Escape characters allow you to add special characters to strings that would otherwise not be valid within a string.
A verbatim string literal starts with an @ symbol and indicates that the string should be used exactly as is. Verbatim strings do not require escape characters.
You can concatenate strings with the Concat( ) method or the + operator.
You can copy strings with the Copy( ) method or the = operator.
You can test for equality of two strings with the Equals( ) method or the == operator.
The String class also includes methods for finding and extracting substrings, such as IndexOf( ), LastIndexOf( ), and Substring( ).
You can use the Split( ) method with an array of delimiters to divide a string into substrings.
Strings are immutable. Every time you appear to modify a string, a copy is made with the modification and the original string is released to the garbage collector.
The StringBuilder class allows you to assemble the contents of a string with greater efficiency and then to call its ToString( ) method to generate the string you need once it is fully assembled.
Regular expressions provide pattern-matching abilities that enable you to search and manipulate text.

Quiz

Question 2–1.: What is the difference between string and String (lower- and uppercase)?
Question 2–2.: Some of the interfaces implemented by the string are: IComparable, ICloneable, IConvertible and IEnumerable.

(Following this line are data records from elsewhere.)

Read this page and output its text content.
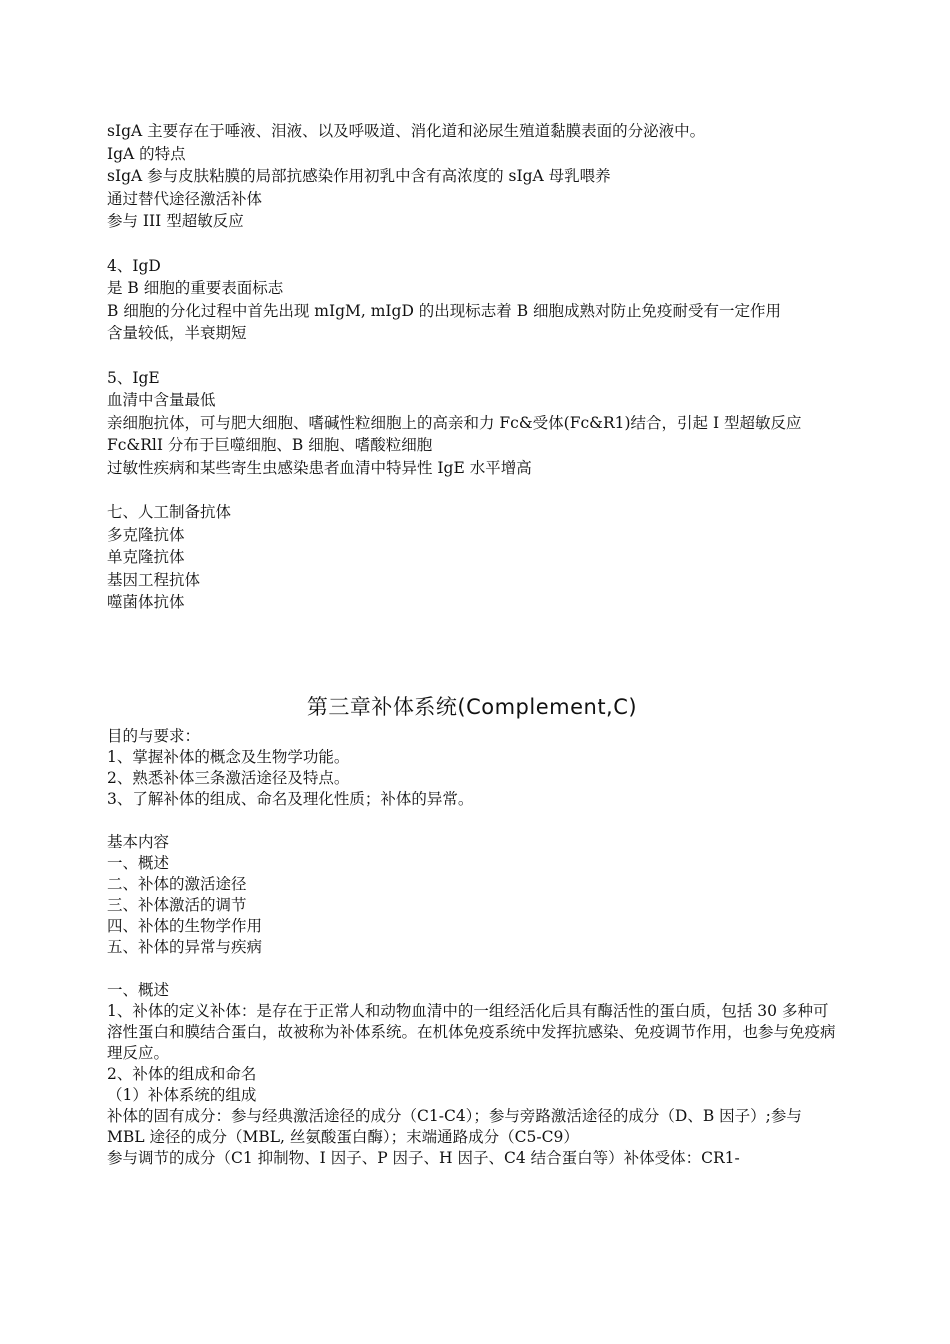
sIgA 主要存在于唾液、泪液、以及呼吸道、消化道和泌尿生殖道黏膜表面的分泌液中。
IgA 的特点
sIgA 参与皮肤粘膜的局部抗感染作用初乳中含有高浓度的 sIgA 母乳喂养
通过替代途径激活补体
参与 III 型超敏反应
4、IgD
是 B 细胞的重要表面标志
B 细胞的分化过程中首先出现 mIgM, mIgD 的出现标志着 B 细胞成熟对防止免疫耐受有一定作用
含量较低，半衰期短
5、IgE
血清中含量最低
亲细胞抗体，可与肥大细胞、嗜碱性粒细胞上的高亲和力 Fc&受体(Fc&R1)结合，引起 I 型超敏反应
Fc&RlI 分布于巨噬细胞、B 细胞、嗜酸粒细胞
过敏性疾病和某些寄生虫感染患者血清中特异性 IgE 水平增高
七、人工制备抗体
多克隆抗体
单克隆抗体
基因工程抗体
噬菌体抗体
第三章补体系统(Complement,C)
目的与要求：
1、掌握补体的概念及生物学功能。
2、熟悉补体三条激活途径及特点。
3、了解补体的组成、命名及理化性质；补体的异常。
基本内容
一、概述
二、补体的激活途径
三、补体激活的调节
四、补体的生物学作用
五、补体的异常与疾病
一、概述
1、补体的定义补体：是存在于正常人和动物血清中的一组经活化后具有酶活性的蛋白质，包括 30 多种可溶性蛋白和膜结合蛋白，故被称为补体系统。在机体免疫系统中发挥抗感染、免疫调节作用，也参与免疫病理反应。
2、补体的组成和命名
（1）补体系统的组成
补体的固有成分：参与经典激活途径的成分（C1-C4）；参与旁路激活途径的成分（D、B 因子）;参与 MBL 途径的成分（MBL, 丝氨酸蛋白酶）；末端通路成分（C5-C9）
参与调节的成分（C1 抑制物、I 因子、P 因子、H 因子、C4 结合蛋白等）补体受体：CR1-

What do these guarantee to you as a client of the String class?
Question 2–3.: What is a string literal?
Question 2–4.: What is the purpose of escape characters? Give two examples.
Question 2–5.: What are verbatim strings?
Question 2–6.: What does it mean that strings are immutable?
Question 2–7.: What does it mean that the String class is sealed?
Question 2–8.: What are the two ways to concatenate strings?
Question 2–9.: What does Split( ) do?
Question 2–10.: What is the StringBuilder class, why is it used, and how do you create a string with one?
Question 2–11.: What are regular expressions?

Exercises

Exercise 2-1.

Create the following six strings:

Exercise 2-2.

String 1: “Hello”
String 2: “World”
String 3 (a verbatim string): “Come visit us at http://www.LibertyAssociates.com"
String 4: a concatenation of strings 1 and 2
String 5: “world”
String 6: a copy of string 3

Once you have the strings created, do the following:

Output the length of each string.
Output the third character in each string.
Output whether the character “H” appears in each string.
Output which strings are the same as string 2.
Output which strings are the same as string 2, ignoring case.

Exercise 2-2.

Take the following string:

We hold these truths to be self-evident, that all men are created equal, that they are endowed by their Creator with certain unalienable Rights, that among these are Life, Liberty and the pursuit of Happiness.

and use a regular expression to split the string into words.